Monet's ambition of documenting the French countryside led him to adopt a method of painting the same scene many times in order to capture the changing of light and the passing of the seasons exactly like the japanese artist  Hokusai (1760-1849) did with his 36 views of Mount Fuji.
Monet has been described as "the driving force behind Impressionism". Crucial to the art of the Impressionist painters was the understanding of the effects of light on the local colour of objects, and the effects of the juxtaposition of colours with each other. Monet's long career as a painter was spent in the pursuit of this aim.
In 1856, his chance meeting with Eugene Boudin, a painter of small beach scenes, opened his eyes to the possibility of plein-air painting. From that time, with a short interruption for military service, he dedicated himself to searching for new and improved methods of painterly expression. To this end, as a young man, he visited the Paris Salon and familiarised himself with the works of older painters, and made friends with other young artists.[54] The five years that he spent at Argenteuil, spending much time on the River Seine in a little floating studio, were formative in his study of the effects of light and reflections. He began to think in terms of colours and shapes rather than scenes and objects. He used bright colours in dabs and dashes and squiggles of paint. Having rejected the academic teachings of Gleyre's studio, he freed himself from theory, saying "I like to paint as a bird sings."
In 1877 a series of paintings at  Gare St-Lazare had Monet looking at smoke and steam and the way that they affected colour and visibility, being sometimes opaque and sometimes translucent. He was to further use this study in the painting of the effects of mist and rain on the landscape.  The study of the effects of atmosphere were to evolve into a number of series of paintings in which Monet repeatedly painted the same subject in different lights, at different hours of the day, and through the changes of weather and season. This process began in the 1880s and continued until the end of his life in 1926.
His first series exhibited as such was of Haystacks, painted from different points of view and at different times of the day. Fifteen of the paintings were exhibited at the Galerie Durand-Ruel in 1891. In 1892 he produced what is probably his best-known series, Twenty-six views of Rouen Cathedral. In these paintings Monet broke with painterly traditions by cropping the subject so that only a portion of the facade is seen on the canvas. The paintings do not focus on the grand Medieval building, but on the play of light and shade across its surface, transforming the solid masonry.

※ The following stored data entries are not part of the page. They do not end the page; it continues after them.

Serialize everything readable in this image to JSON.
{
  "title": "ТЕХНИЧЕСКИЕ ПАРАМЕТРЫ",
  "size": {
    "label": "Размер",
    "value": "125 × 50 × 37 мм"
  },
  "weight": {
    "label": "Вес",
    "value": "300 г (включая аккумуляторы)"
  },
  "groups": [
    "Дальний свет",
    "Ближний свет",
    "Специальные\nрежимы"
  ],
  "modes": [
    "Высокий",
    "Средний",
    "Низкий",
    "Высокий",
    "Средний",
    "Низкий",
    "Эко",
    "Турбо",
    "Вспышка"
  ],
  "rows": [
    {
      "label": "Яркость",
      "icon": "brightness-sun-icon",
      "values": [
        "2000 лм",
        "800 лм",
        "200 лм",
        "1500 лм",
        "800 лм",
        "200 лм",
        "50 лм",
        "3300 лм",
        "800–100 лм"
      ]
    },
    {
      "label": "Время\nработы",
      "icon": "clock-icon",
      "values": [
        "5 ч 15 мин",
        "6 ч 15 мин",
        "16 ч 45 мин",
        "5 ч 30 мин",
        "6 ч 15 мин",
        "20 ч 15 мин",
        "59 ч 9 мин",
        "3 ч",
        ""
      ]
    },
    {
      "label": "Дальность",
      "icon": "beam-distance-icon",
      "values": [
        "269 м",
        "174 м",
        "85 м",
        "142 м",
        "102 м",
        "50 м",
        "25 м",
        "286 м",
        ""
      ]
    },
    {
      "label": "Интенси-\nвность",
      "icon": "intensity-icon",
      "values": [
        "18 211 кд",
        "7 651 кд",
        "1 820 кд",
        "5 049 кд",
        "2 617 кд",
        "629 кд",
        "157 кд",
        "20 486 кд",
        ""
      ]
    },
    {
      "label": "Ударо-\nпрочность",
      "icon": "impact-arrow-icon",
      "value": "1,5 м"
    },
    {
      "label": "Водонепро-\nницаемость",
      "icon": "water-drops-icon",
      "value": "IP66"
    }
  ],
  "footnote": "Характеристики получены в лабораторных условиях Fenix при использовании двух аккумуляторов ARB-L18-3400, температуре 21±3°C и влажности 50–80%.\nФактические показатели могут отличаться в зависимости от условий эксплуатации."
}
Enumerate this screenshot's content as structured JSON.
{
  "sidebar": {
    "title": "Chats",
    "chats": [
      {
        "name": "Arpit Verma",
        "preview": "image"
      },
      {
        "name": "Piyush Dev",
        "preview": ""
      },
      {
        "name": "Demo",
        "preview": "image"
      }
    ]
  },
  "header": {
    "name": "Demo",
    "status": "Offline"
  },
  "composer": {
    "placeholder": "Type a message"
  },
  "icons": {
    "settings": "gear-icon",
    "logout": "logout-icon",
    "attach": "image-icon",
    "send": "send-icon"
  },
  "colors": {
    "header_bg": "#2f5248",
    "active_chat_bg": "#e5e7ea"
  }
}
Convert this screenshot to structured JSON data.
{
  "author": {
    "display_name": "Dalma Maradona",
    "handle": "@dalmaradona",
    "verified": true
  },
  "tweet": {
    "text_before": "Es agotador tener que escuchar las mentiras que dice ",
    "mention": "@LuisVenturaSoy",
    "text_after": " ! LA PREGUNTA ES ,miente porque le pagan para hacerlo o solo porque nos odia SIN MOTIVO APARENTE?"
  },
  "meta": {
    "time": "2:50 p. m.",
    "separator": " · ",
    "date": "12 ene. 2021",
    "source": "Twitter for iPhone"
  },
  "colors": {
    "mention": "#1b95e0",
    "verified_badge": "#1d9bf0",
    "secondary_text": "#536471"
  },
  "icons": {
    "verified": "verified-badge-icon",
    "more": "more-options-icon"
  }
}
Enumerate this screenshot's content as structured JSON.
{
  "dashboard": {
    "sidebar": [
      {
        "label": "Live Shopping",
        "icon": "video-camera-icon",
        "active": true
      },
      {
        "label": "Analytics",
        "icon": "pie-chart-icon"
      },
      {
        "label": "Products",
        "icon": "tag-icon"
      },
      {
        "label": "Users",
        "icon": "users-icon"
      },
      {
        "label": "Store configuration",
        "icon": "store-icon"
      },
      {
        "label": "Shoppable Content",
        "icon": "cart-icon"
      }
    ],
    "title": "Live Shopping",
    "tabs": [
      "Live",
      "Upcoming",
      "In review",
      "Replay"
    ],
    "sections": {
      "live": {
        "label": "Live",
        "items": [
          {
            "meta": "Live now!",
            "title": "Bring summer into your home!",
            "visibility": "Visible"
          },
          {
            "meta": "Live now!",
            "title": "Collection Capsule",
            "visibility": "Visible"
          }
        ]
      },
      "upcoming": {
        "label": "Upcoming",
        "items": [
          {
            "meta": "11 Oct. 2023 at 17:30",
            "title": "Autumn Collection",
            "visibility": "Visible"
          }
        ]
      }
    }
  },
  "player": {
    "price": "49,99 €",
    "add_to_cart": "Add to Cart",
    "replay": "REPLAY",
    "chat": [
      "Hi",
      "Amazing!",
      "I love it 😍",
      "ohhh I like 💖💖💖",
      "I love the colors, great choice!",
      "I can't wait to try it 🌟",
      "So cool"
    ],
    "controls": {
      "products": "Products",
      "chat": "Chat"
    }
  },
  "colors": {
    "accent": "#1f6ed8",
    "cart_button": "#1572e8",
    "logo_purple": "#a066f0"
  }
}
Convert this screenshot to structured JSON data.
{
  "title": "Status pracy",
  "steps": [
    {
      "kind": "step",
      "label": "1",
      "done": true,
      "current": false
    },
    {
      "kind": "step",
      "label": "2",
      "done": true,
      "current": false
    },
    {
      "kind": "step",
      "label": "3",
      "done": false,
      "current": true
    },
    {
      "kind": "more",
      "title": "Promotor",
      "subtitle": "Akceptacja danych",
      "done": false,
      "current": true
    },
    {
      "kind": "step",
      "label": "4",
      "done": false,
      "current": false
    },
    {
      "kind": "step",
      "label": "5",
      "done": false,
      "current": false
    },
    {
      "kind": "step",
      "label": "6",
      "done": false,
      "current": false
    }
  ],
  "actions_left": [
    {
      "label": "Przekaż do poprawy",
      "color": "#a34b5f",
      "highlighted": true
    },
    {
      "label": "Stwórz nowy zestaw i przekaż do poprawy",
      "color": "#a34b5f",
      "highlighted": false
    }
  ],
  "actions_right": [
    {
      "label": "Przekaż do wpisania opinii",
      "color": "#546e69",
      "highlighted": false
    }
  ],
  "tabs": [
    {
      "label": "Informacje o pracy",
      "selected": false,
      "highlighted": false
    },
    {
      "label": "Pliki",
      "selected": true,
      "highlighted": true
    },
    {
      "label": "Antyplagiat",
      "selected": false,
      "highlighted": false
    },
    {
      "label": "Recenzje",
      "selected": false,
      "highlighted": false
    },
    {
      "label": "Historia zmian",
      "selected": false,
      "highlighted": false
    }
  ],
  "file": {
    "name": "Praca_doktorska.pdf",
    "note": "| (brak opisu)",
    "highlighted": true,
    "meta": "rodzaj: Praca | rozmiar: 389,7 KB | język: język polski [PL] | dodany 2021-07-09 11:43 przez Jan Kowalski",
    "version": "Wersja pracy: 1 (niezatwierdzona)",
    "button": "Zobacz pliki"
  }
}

Other series include Peupliers, Matins sur la Seine, and the Nenuphars  that were painted on his property at Giverny. Between 1883 and 1908, Monet traveled to the Mediterranean, where he painted landmarks, landscapes, and seascapes, including a series of paintings in Antibes (above)  and Venice. In London he painted four series: the Houses of Parliament, London ; Charing Cross Bridge, ; Waterloo Bridge, and Views of Westminster Bridge. Helen Gardner writes: "Monet, with a scientific precision, has given us an unparalleled and unexcelled record of the passing of time as seen in the movement of light over identical forms."